A un mese di distanza dall’entrata in vigore, ecco perché il GDPR è stata una rivoluzione copernicana. Cosa fare per avere tutte le carte in regola, in attesa del decreto attuativo di agosto.

A un mese di distanza dall’entrata in vigore, ecco perché il GDPR è stata una rivoluzione copernicana. Cosa fare per avere tutte le carte in regola, in attesa del decreto attuativo di agosto.

Il decreto attuativo che dal 25 maggio slitta al 21 agosto, l’Organismo Congressuale Forense che scrive al Garante della Privacy affinché vengano sospese le sanzioni fino a quando gli avvocati non «verranno posti nelle condizioni di adeguarsi alla normativa». E poi e-mail inviate a tutto spiano da giganti del Web ma anche da piccole aziende – con un picco il 25 maggio stesso – in cui si invitavano gli utenti a confermare eventuali iscrizioni alla newsletter, dando il cosiddetto consenso informato.

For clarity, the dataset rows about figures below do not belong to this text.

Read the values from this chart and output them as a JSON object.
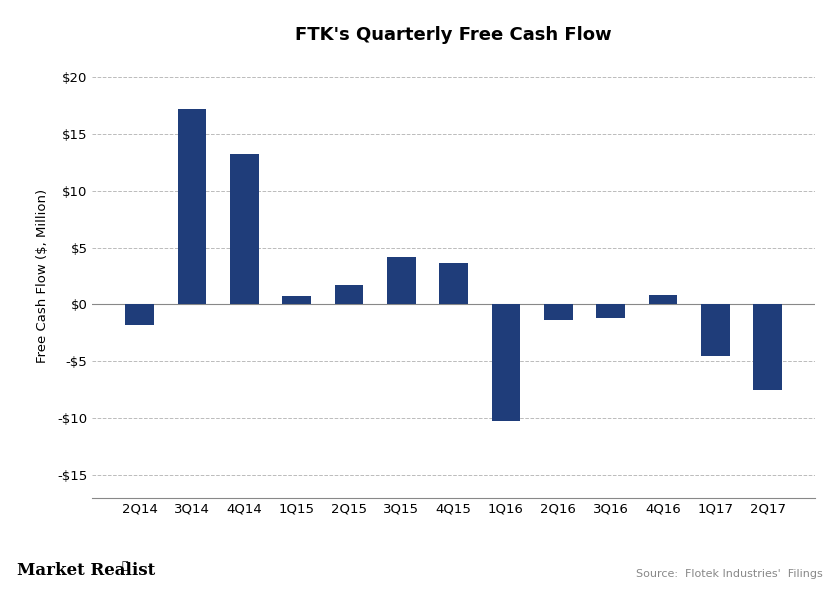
{
  "title": "FTK's Quarterly Free Cash Flow",
  "ylabel": "Free Cash Flow ($, Million)",
  "categories": [
    "2Q14",
    "3Q14",
    "4Q14",
    "1Q15",
    "2Q15",
    "3Q15",
    "4Q15",
    "1Q16",
    "2Q16",
    "3Q16",
    "4Q16",
    "1Q17",
    "2Q17"
  ],
  "values": [
    -1.8,
    17.2,
    13.2,
    0.7,
    1.7,
    4.2,
    3.6,
    -10.2,
    -1.4,
    -1.2,
    0.8,
    -4.5,
    -7.5
  ],
  "bar_color": "#1F3D7A",
  "ylim": [
    -17,
    22
  ],
  "yticks": [
    -15,
    -10,
    -5,
    0,
    5,
    10,
    15,
    20
  ],
  "background_color": "#ffffff",
  "grid_color": "#bbbbbb",
  "source_text": "Source:  Flotek Industries'  Filings",
  "branding_text": "Market Realist",
  "title_fontsize": 13,
  "label_fontsize": 9.5,
  "tick_fontsize": 9.5
}
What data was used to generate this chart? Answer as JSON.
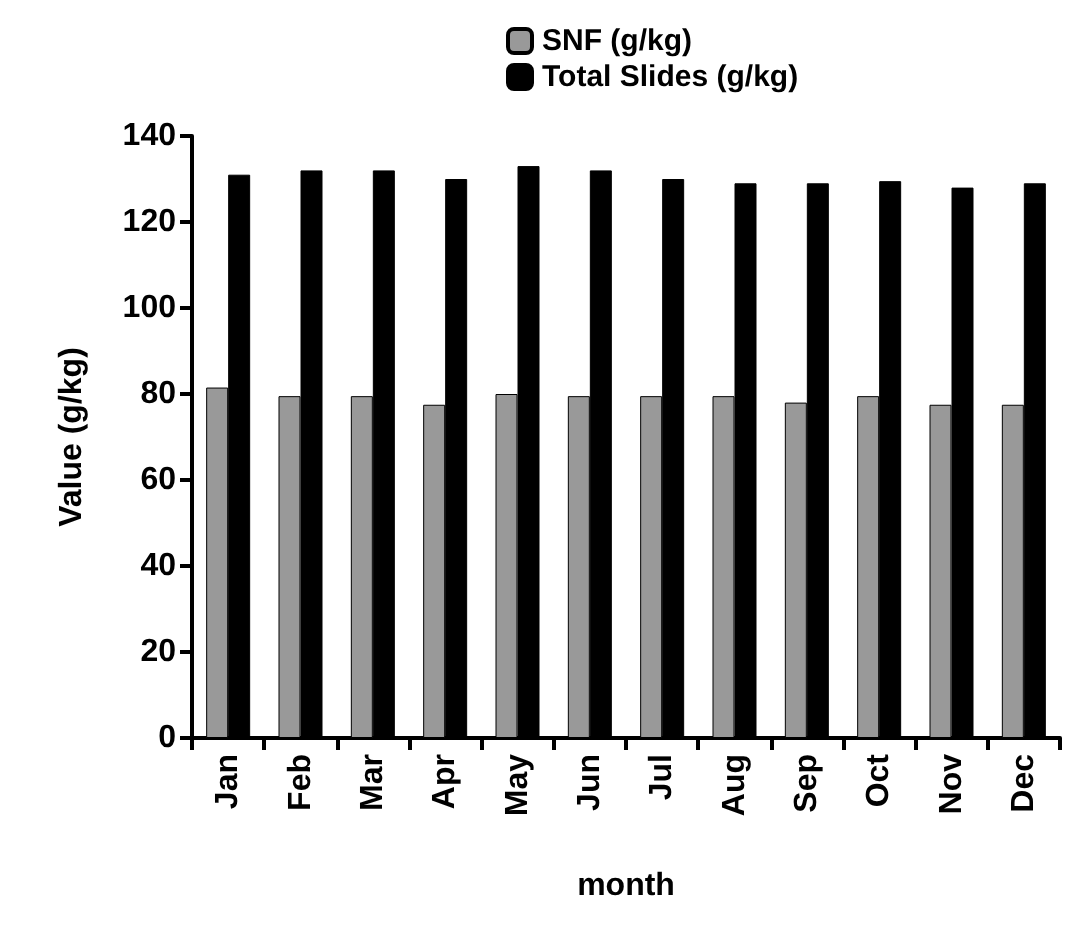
{
  "chart_data": {
    "type": "bar",
    "xlabel": "month",
    "ylabel": "Value (g/kg)",
    "categories": [
      "Jan",
      "Feb",
      "Mar",
      "Apr",
      "May",
      "Jun",
      "Jul",
      "Aug",
      "Sep",
      "Oct",
      "Nov",
      "Dec"
    ],
    "series": [
      {
        "name": "SNF (g/kg)",
        "color": "#999999",
        "values": [
          81.5,
          79.5,
          79.5,
          77.5,
          80,
          79.5,
          79.5,
          79.5,
          78,
          79.5,
          77.5,
          77.5
        ]
      },
      {
        "name": "Total Slides (g/kg)",
        "color": "#000000",
        "values": [
          131,
          132,
          132,
          130,
          133,
          132,
          130,
          129,
          129,
          129.5,
          128,
          129
        ]
      }
    ],
    "ylim": [
      0,
      140
    ],
    "yticks": [
      0,
      20,
      40,
      60,
      80,
      100,
      120,
      140
    ],
    "grid": false,
    "legend": "top"
  }
}
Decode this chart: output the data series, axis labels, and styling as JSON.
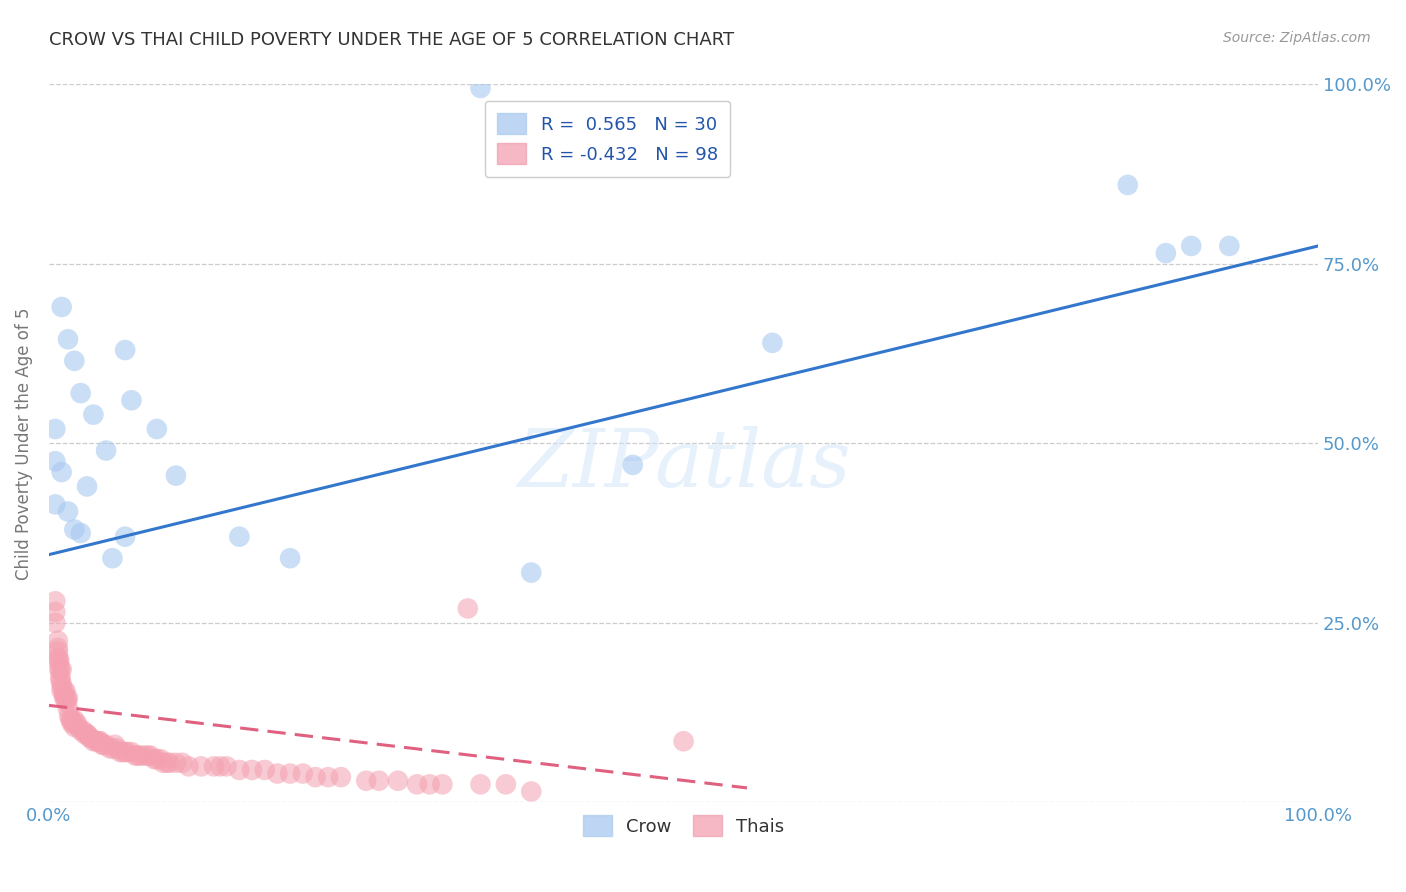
{
  "title": "CROW VS THAI CHILD POVERTY UNDER THE AGE OF 5 CORRELATION CHART",
  "source": "Source: ZipAtlas.com",
  "ylabel": "Child Poverty Under the Age of 5",
  "watermark": "ZIPatlas",
  "background_color": "#ffffff",
  "plot_background": "#ffffff",
  "grid_color": "#cccccc",
  "crow_color": "#a8c8f0",
  "thais_color": "#f4a0b0",
  "crow_line_color": "#3377cc",
  "thais_line_color": "#e06080",
  "axis_tick_color": "#5599cc",
  "crow_R": 0.565,
  "thais_R": -0.432,
  "crow_N": 30,
  "thais_N": 98,
  "xlim": [
    0,
    1
  ],
  "ylim": [
    0,
    1
  ],
  "crow_scatter_x": [
    0.34,
    0.01,
    0.015,
    0.02,
    0.025,
    0.005,
    0.005,
    0.01,
    0.005,
    0.015,
    0.02,
    0.025,
    0.06,
    0.065,
    0.085,
    0.1,
    0.15,
    0.19,
    0.06,
    0.05,
    0.045,
    0.035,
    0.03,
    0.88,
    0.9,
    0.93,
    0.85,
    0.57,
    0.38,
    0.46
  ],
  "crow_scatter_y": [
    0.995,
    0.69,
    0.645,
    0.615,
    0.57,
    0.52,
    0.475,
    0.46,
    0.415,
    0.405,
    0.38,
    0.375,
    0.63,
    0.56,
    0.52,
    0.455,
    0.37,
    0.34,
    0.37,
    0.34,
    0.49,
    0.54,
    0.44,
    0.765,
    0.775,
    0.775,
    0.86,
    0.64,
    0.32,
    0.47
  ],
  "thais_scatter_x": [
    0.005,
    0.005,
    0.005,
    0.007,
    0.007,
    0.007,
    0.007,
    0.008,
    0.008,
    0.008,
    0.009,
    0.009,
    0.009,
    0.01,
    0.01,
    0.01,
    0.01,
    0.012,
    0.012,
    0.012,
    0.013,
    0.013,
    0.014,
    0.014,
    0.015,
    0.015,
    0.016,
    0.017,
    0.018,
    0.018,
    0.02,
    0.02,
    0.02,
    0.022,
    0.023,
    0.025,
    0.027,
    0.028,
    0.03,
    0.03,
    0.032,
    0.033,
    0.035,
    0.037,
    0.038,
    0.04,
    0.04,
    0.042,
    0.043,
    0.045,
    0.048,
    0.05,
    0.052,
    0.054,
    0.056,
    0.058,
    0.06,
    0.062,
    0.065,
    0.068,
    0.07,
    0.072,
    0.075,
    0.078,
    0.08,
    0.083,
    0.085,
    0.088,
    0.09,
    0.093,
    0.095,
    0.1,
    0.105,
    0.11,
    0.12,
    0.13,
    0.135,
    0.14,
    0.15,
    0.16,
    0.17,
    0.18,
    0.19,
    0.2,
    0.21,
    0.22,
    0.23,
    0.25,
    0.26,
    0.275,
    0.29,
    0.3,
    0.31,
    0.33,
    0.34,
    0.36,
    0.38,
    0.5
  ],
  "thais_scatter_y": [
    0.28,
    0.265,
    0.25,
    0.225,
    0.215,
    0.21,
    0.2,
    0.2,
    0.195,
    0.185,
    0.185,
    0.175,
    0.17,
    0.185,
    0.165,
    0.16,
    0.155,
    0.155,
    0.15,
    0.145,
    0.155,
    0.145,
    0.145,
    0.14,
    0.145,
    0.13,
    0.12,
    0.115,
    0.115,
    0.11,
    0.115,
    0.11,
    0.105,
    0.11,
    0.105,
    0.1,
    0.1,
    0.095,
    0.095,
    0.095,
    0.09,
    0.09,
    0.085,
    0.085,
    0.085,
    0.085,
    0.085,
    0.08,
    0.08,
    0.08,
    0.075,
    0.075,
    0.08,
    0.075,
    0.07,
    0.07,
    0.07,
    0.07,
    0.07,
    0.065,
    0.065,
    0.065,
    0.065,
    0.065,
    0.065,
    0.06,
    0.06,
    0.06,
    0.055,
    0.055,
    0.055,
    0.055,
    0.055,
    0.05,
    0.05,
    0.05,
    0.05,
    0.05,
    0.045,
    0.045,
    0.045,
    0.04,
    0.04,
    0.04,
    0.035,
    0.035,
    0.035,
    0.03,
    0.03,
    0.03,
    0.025,
    0.025,
    0.025,
    0.27,
    0.025,
    0.025,
    0.015,
    0.085
  ],
  "crow_trendline_x": [
    0.0,
    1.0
  ],
  "crow_trendline_y": [
    0.345,
    0.775
  ],
  "thais_trendline_x": [
    0.0,
    0.55
  ],
  "thais_trendline_y": [
    0.135,
    0.02
  ]
}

A un mese da quando il GDPR è partito l’indifferenza non paga ed è necessario adeguarsi quanto prima. In Italia è successo un po’ di tutto. Compreso quell’atteggiamento tipico di chi si affanna nei giorni immediatamente vicini per poi entrare in una situazione di calma apparente. Bastano un solo dipendente, un sito web attivo, una pagina social aperta, per rendersi, anche indirettamente, titolari del trattamento dei dati personali di persone fisiche.

Ma vediamo cos’è il GDPR e cosa sta cambiando davvero per aziende, PMI, liberi professionisti e cittadini.

Cos’è il GDPR e perché è stato adottato

GDPR è un acronimo che sta per Global General Data Protection Regulation e altro non è che il Regolamento 2016/679  adottato dalla UE il 27 aprile 2016. Un regolamento «relativo alla protezione delle persone fisiche con riguardo al trattamento dei dati personali nonché alla libera circolazione di tali dati e che abroga la direttiva 95/46/CE (regolamento generale sulla protezione dei dati)».

Perché la UE ne ha sentito l’esigenza? Per avere certezza giuridica riguardo al trattamento dei dati dall’Europa verso altre parti del mondo oltre che questioni di armonizzazione interna e maggiore semplicità riguardo al trasferimento di essi.

Probabilmente sulla decisione pesano anche gli attacchi alla cybersecurity del 2016  e il fatto che, stando alle statistiche sull’indice di sicurezza informatica di Accenture Security e Oxford Economics, la media dei paesi UE (eccezion fatta per UK e Francia) è al di sotto, per esempio, di Giappone, USA, Brasile e Singapore, anche se l’Italia non è poi messa così male (11esimo posto).

La “paura” del GDPR

Per certi versi, il GDPR è stato accolto quasi come il passaggio dal 1999 al 2000 o dalla lira all’euro, ossia con un certo timore. Probabilmente su ciò influiscono tanti fattori: la lentezza della comunicazione in merito e che, per esempio, TG e quotidiani dedichino poco spazio all’argomento (non è così main stream, eccezion fatta per il web). C’è da dire, però, che basta andare sul sito del Garante della Privacy per avere tutte le informazioni e dove è disponibile una guida molto chiara.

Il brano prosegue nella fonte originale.